In this Leetcode Merge Sorted Array problem solution, You are given two integer arrays nums1 and nums2, sorted in non-decreasing order, and two integers m and n, representing the number of elements in nums1 and nums2 respectively. Merge nums1 and nums2 into a single array sorted in non-decreasing order.

The function should not return the final sorted array, but instead, be stored inside the array nums1. To accommodate this, nums1 has a length of m + n, where the first m elements denote the elements that should be merged, and the last n elements are set to 0 and should be ignored. nums2 has a length of n.
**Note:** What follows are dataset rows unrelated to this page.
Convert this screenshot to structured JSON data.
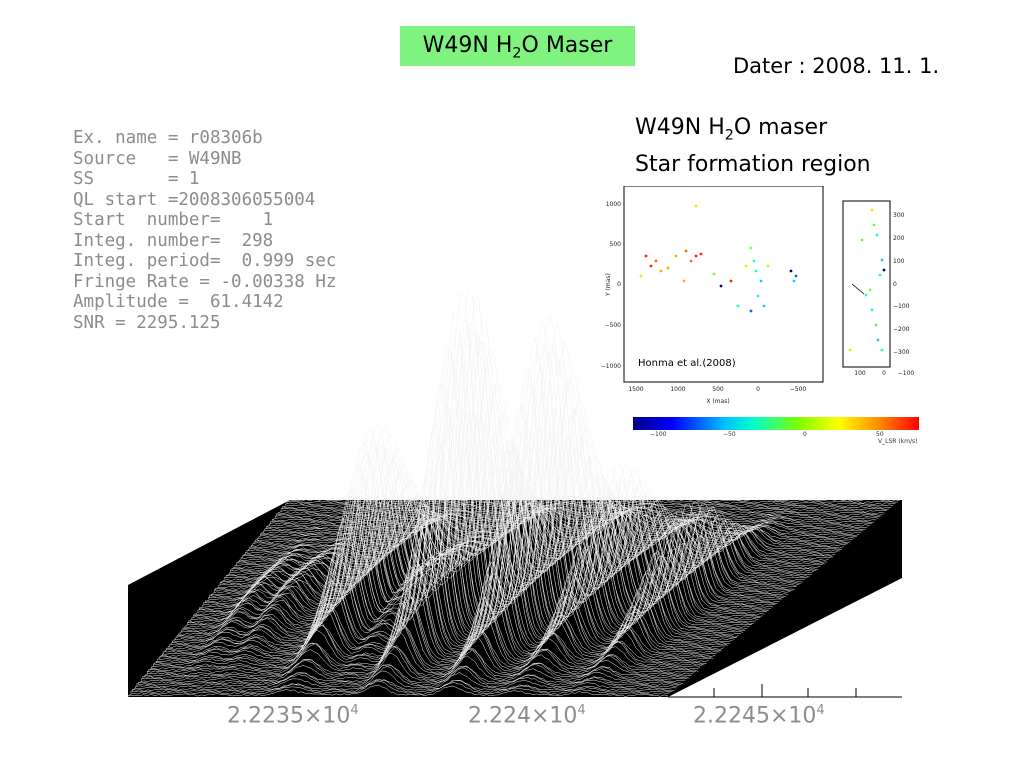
{
  "slide": {
    "title_text": "W49N H",
    "title_sub": "2",
    "title_after": "O Maser",
    "date": "Dater : 2008. 11. 1."
  },
  "info_lines": [
    "Ex. name = r08306b",
    "Source   = W49NB",
    "SS       = 1",
    "QL start =2008306055004",
    "Start  number=    1",
    "Integ. number=  298",
    "Integ. period=  0.999 sec",
    "Fringe Rate = -0.00338 Hz",
    "Amplitude =  61.4142",
    "SNR = 2295.125"
  ],
  "region": {
    "line1_a": "W49N H",
    "line1_sub": "2",
    "line1_b": "O maser",
    "line2": "Star formation region"
  },
  "map": {
    "credit": "Honma et al.(2008)",
    "y_label": "Y (mas)",
    "x_label": "X (mas)",
    "y_ticks": [
      "1000",
      "500",
      "0",
      "−500",
      "−1000"
    ],
    "x_ticks": [
      "1500",
      "1000",
      "500",
      "0",
      "−500"
    ],
    "side_y_ticks": [
      "300",
      "200",
      "100",
      "0",
      "−100",
      "−200",
      "−300"
    ],
    "side_x_ticks": [
      "100",
      "0",
      "−100"
    ],
    "colorbar_ticks": [
      "−100",
      "−50",
      "0",
      "50"
    ],
    "colorbar_label": "V_LSR (km/s)"
  },
  "spectrum": {
    "tick_labels": [
      {
        "base": "2.2235×10",
        "exp": "4"
      },
      {
        "base": "2.224×10",
        "exp": "4"
      },
      {
        "base": "2.2245×10",
        "exp": "4"
      }
    ]
  }
}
Leetcode Merge Sorted Array problem solution


Problem solution in Python.

def merge(self, nums1, m, nums2, n):
        i=0
        for x in range(len(nums1)):
            if i>=n:
                break
            if nums1[x]==0:
                nums1[x]=nums2[i]
                i+=1           
        nums1.sort()



Problem solution in Java.

public void merge(int A[], int m, int B[], int n) {
        int insertIndex = m+n-1;
        int indexA = m-1,indexB = n-1;
        
        while(indexB>=0){
            if(indexA<0){
                A[insertIndex--] = B[indexB--];
            }else{
                if(B[indexB]>=A[indexA]){
                    A[insertIndex--] = B[indexB--];
                }else{
                    A[insertIndex--] = A[indexA--];
                }
            }
        }
    }


Problem solution in C++.

class Solution {
public:
    void merge(vector<int>& nums1, int m, vector<int>& nums2, int n) {
        int i=0, j=0;
        vector<int> nums;
        while(1)
        {
            if(i==m)
            {
                while(j<n)
                {
                    nums.push_back(nums2[j]);
                    j++;
                }
                break;
            }
            
            else if(j==n)
            {
                while(i<m)
                {
                    nums.push_back(nums1[i]);
                    i++;
                }
                break;
            }
            
            else
            {
                if(nums1[i] < nums2[j])
                {
                    nums.push_back(nums1[i]);
                    i++;
                }
                else
                {
                    nums.push_back(nums2[j]);
                    j++;
                }
            }
        }
        
        for(i=0; i<m+n; i++)
            nums1[i] = nums[i];
    }
};


Problem solution in C.

int compare (int *a, int *b){
    
    return *a > *b;
}

void merge(int* nums1, int nums1Size, int m, int* nums2, int nums2Size, int n){

    int i;
    
    for(i = 0; i < n; i++){
        
        nums1[m + i] = nums2[i];
    }
    
    qsort(nums1, nums1Size, sizeof(int), compare);
    
}